Oruç Ali Uğur, Soner Gökgül, Zülfü Biçer, Özgür Fidan yönetimindeki örgütün, örgüt üyesi ve örgüte yardım edenlerin katılımıyla, ÖSYM'nin sınavlarında teknik cihazlar kullanılarak önceden anlaşılan kişilerin sınavda kopya çekmeleri karşısında, haksız menfaat temin ettiği anlatılan iddianamede, örgüt yöneticilerinin kendi branşlarında uzman öğretmen, öğrenci ve kamu görevlilerini temin ettiği ve bu kişilerden, ücret karşılığı kendi branşlarındaki soruları çözerek kendilerine ya da örgüt üyelerine ulaştırmalarını sağladığı kaydedildi.

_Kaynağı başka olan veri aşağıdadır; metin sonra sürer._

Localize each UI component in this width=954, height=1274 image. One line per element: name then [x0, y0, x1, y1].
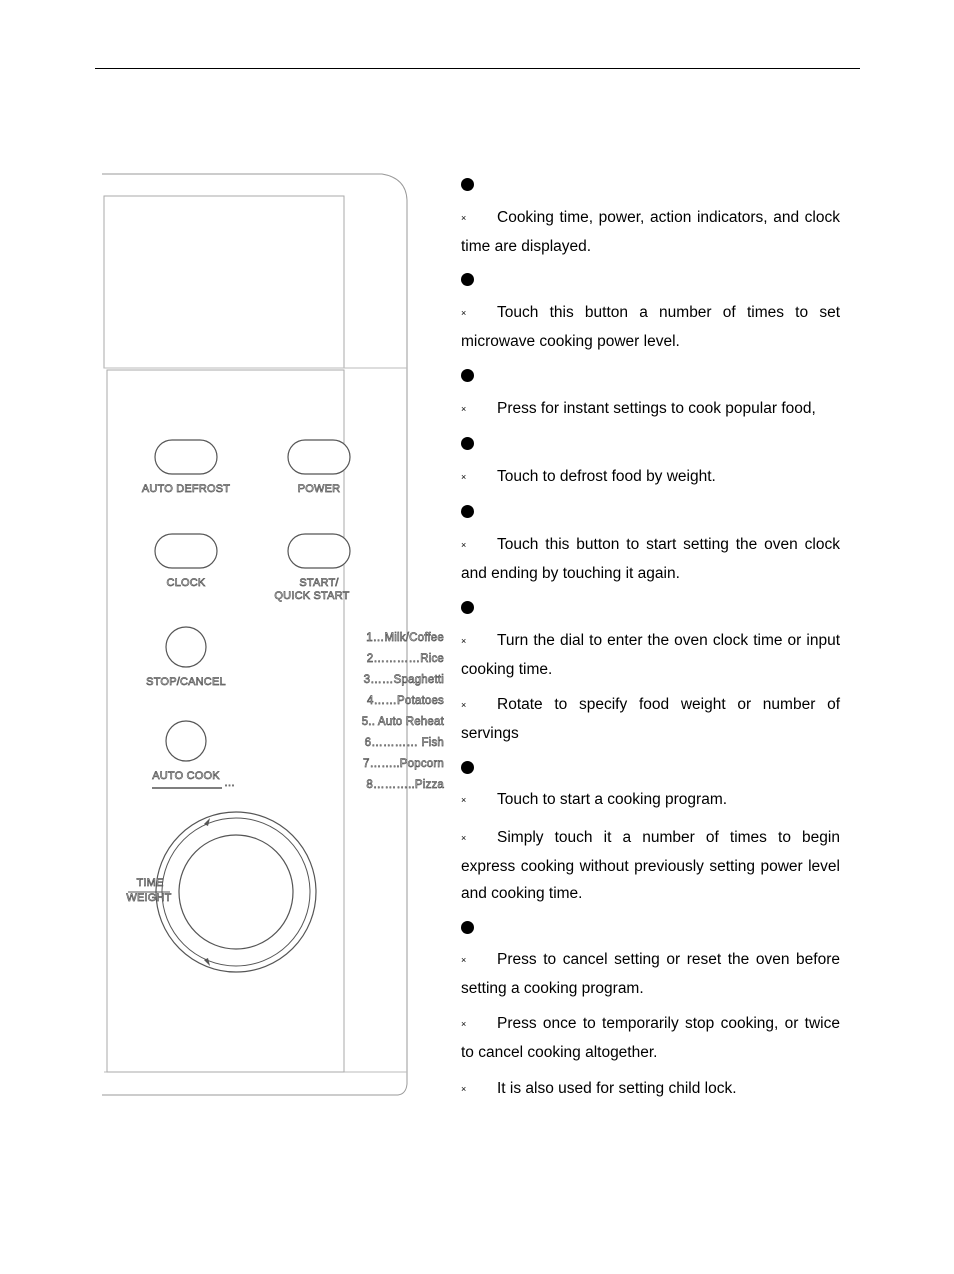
section-marker-auto-cook	[461, 369, 474, 382]
dial-weight-label: WEIGHT	[126, 892, 172, 904]
start-button	[288, 534, 350, 568]
section-power-item: × Touch this button a number of times to set microwave cooking power level.	[461, 299, 840, 355]
menu-item: 2…………Rice	[366, 653, 444, 665]
section-marker-power	[461, 273, 474, 286]
menu-item: 5.. Auto Reheat	[361, 716, 444, 728]
bullet-icon: ×	[461, 308, 467, 318]
power-label: POWER	[297, 483, 341, 495]
bullet-icon: ×	[461, 795, 467, 805]
section-marker-stop	[461, 921, 474, 934]
bullet-icon: ×	[461, 1084, 467, 1094]
menu-item: 8………..Pizza	[366, 779, 444, 791]
menu-item: 1…Milk/Coffee	[366, 632, 444, 644]
section-dial-item-1: × Turn the dial to enter the oven clock time or input cooking time.	[461, 627, 840, 683]
section-start-item-1: × Touch to start a cooking program.	[461, 786, 840, 815]
menu-item: 3……Spaghetti	[363, 674, 444, 686]
bullet-icon: ×	[461, 404, 467, 414]
menu-item: 4……Potatoes	[367, 695, 444, 707]
bullet-icon: ×	[461, 955, 467, 965]
menu-item: 6………… Fish	[364, 737, 444, 749]
section-start-item-2: × Simply touch it a number of times to begin express cooking without previously setting power level and cooking time.	[461, 824, 840, 908]
section-marker-clock	[461, 505, 474, 518]
dial-time-label: TIME	[136, 877, 164, 889]
bullet-icon: ×	[461, 1019, 467, 1029]
section-stop-item-3: × It is also used for setting child lock.	[461, 1075, 840, 1104]
auto-cook-label: AUTO COOK	[152, 770, 220, 782]
bullet-icon: ×	[461, 833, 467, 843]
stop-cancel-label: STOP/CANCEL	[146, 676, 226, 688]
bullet-icon: ×	[461, 700, 467, 710]
bullet-icon: ×	[461, 213, 467, 223]
auto-cook-ellipsis: …	[224, 777, 236, 789]
section-marker-start	[461, 761, 474, 774]
section-stop-item-1: × Press to cancel setting or reset the oven before setting a cooking program.	[461, 946, 840, 1002]
section-marker-defrost	[461, 437, 474, 450]
section-stop-item-2: × Press once to temporarily stop cooking, or twice to cancel cooking altogether.	[461, 1010, 840, 1066]
control-panel-outline	[100, 172, 410, 1098]
power-button	[288, 440, 350, 474]
auto-cook-button	[166, 721, 206, 761]
control-panel-drawing	[100, 172, 444, 1098]
section-display-item: × Cooking time, power, action indicators, and clock time are displayed.	[461, 204, 840, 260]
stop-cancel-button	[166, 627, 206, 667]
start-label: START/	[299, 577, 339, 589]
auto-defrost-button	[155, 440, 217, 474]
auto-defrost-label: AUTO DEFROST	[141, 483, 231, 495]
section-clock-item: × Touch this button to start setting the oven clock and ending by touching it again.	[461, 531, 840, 587]
clock-label: CLOCK	[166, 577, 206, 589]
menu-item: 7……..Popcorn	[362, 758, 444, 770]
section-marker-display	[461, 178, 474, 191]
bullet-icon: ×	[461, 540, 467, 550]
clock-button	[155, 534, 217, 568]
section-auto-cook-item: × Press for instant settings to cook popular food,	[461, 395, 840, 424]
section-dial-item-2: × Rotate to specify food weight or number of servings	[461, 691, 840, 747]
section-defrost-item: × Touch to defrost food by weight.	[461, 463, 840, 492]
quick-start-label: QUICK START	[274, 590, 350, 602]
header-rule	[95, 68, 860, 69]
section-marker-dial	[461, 601, 474, 614]
bullet-icon: ×	[461, 472, 467, 482]
bullet-icon: ×	[461, 636, 467, 646]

Bu suretle sınava giren ve örgütle önceden anlaşan kişilerin kopya çekmelerinin sağlandığı anlatılan iddianamede, suç örgütü yöneticilerinin ve üyelerinin sınav sırasında kullanılacak teknik cihazları önceden temin ettikleri, sınav çıkışı bunları tekrar toplayıp muhafaza ettikleri belirtildi.

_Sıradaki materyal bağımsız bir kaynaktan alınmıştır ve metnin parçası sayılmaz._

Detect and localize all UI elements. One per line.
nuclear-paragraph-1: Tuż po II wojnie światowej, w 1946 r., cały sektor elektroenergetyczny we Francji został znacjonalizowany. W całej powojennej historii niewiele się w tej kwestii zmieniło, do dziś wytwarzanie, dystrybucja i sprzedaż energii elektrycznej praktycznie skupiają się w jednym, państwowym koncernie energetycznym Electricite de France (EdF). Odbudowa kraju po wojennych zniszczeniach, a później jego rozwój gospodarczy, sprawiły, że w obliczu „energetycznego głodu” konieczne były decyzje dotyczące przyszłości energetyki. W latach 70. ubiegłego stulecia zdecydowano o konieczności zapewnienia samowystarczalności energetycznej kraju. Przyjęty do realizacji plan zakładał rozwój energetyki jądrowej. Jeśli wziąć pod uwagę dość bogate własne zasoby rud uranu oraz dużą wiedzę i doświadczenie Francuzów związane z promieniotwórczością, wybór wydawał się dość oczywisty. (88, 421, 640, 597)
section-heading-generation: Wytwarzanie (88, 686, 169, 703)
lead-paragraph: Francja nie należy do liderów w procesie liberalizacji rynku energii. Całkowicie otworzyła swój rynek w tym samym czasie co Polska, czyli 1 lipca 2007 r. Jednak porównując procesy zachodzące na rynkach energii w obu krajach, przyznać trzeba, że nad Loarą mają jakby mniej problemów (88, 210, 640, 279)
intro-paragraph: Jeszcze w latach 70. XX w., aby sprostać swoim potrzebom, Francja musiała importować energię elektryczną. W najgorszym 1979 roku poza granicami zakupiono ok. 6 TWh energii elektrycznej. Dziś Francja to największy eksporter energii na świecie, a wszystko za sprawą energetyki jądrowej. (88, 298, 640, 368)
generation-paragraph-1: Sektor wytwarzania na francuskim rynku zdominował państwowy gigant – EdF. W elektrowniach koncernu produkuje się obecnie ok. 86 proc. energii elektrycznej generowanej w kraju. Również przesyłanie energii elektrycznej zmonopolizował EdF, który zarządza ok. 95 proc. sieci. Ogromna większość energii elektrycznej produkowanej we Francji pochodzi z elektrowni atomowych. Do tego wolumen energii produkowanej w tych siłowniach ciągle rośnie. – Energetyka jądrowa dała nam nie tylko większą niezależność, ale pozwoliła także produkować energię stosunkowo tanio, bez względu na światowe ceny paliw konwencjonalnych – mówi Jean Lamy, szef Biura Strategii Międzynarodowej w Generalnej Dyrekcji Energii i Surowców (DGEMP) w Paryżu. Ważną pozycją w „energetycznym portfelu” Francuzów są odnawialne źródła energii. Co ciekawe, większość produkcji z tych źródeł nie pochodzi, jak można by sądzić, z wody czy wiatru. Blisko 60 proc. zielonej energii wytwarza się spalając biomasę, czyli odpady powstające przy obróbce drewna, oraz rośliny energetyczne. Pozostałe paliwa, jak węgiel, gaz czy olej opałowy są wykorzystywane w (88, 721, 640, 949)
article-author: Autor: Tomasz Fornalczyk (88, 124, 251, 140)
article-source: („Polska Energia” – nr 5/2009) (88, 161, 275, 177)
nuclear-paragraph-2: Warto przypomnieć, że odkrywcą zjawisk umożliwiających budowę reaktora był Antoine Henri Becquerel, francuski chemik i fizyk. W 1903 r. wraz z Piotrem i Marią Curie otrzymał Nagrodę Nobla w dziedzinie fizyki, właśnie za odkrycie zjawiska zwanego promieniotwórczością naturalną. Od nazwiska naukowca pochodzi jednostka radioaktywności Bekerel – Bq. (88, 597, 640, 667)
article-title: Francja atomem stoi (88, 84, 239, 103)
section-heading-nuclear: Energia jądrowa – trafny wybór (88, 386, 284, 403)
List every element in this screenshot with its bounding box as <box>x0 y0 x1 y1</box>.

Bu teknik cihazların sonraki sınavlarda da kullanıldığı, sınava girecek ve kendi adlarına çalışacak şahısların sınav harçlarını yatırdıkları, bu eylemlerin ülke çapında olması sebebiyle kendi ikametgahlarının bulunduğu il dışında sınava giren bu kişilerin barınma giderlerini de karşıladıklarına yer verilen iddianamede, Oruç Ali Uğur ile Karamanoğlu Mehmet Bey Üniversitesinde öğretim görevlisi olan Abdülkadir Dilber, Elazığ Fırat Üniversitesi Sivrice Meslek Yüksek Okulunda öğretim elemanı olarak görev yapan Zülfü Biçer ve Selçuk Üniversitesi Yabancı Diller Bölümünde Okutman olarak görev yapan Mustafa Dolmacı'nın da arasında bulunuğu 30 sanığın, “Suç işlemek amacıyla örgüt kurmak, yönetmek ve üye olmak”, “suç işlemek amacıyla kurulan örgüte üye olmamakla birlikte örgüte yardım etmek, rüşvet almak ve vermek, rüşvet alma ve vermeye yardım etmek” gibi gerekçelerle cezalandırılmaları isteniyor.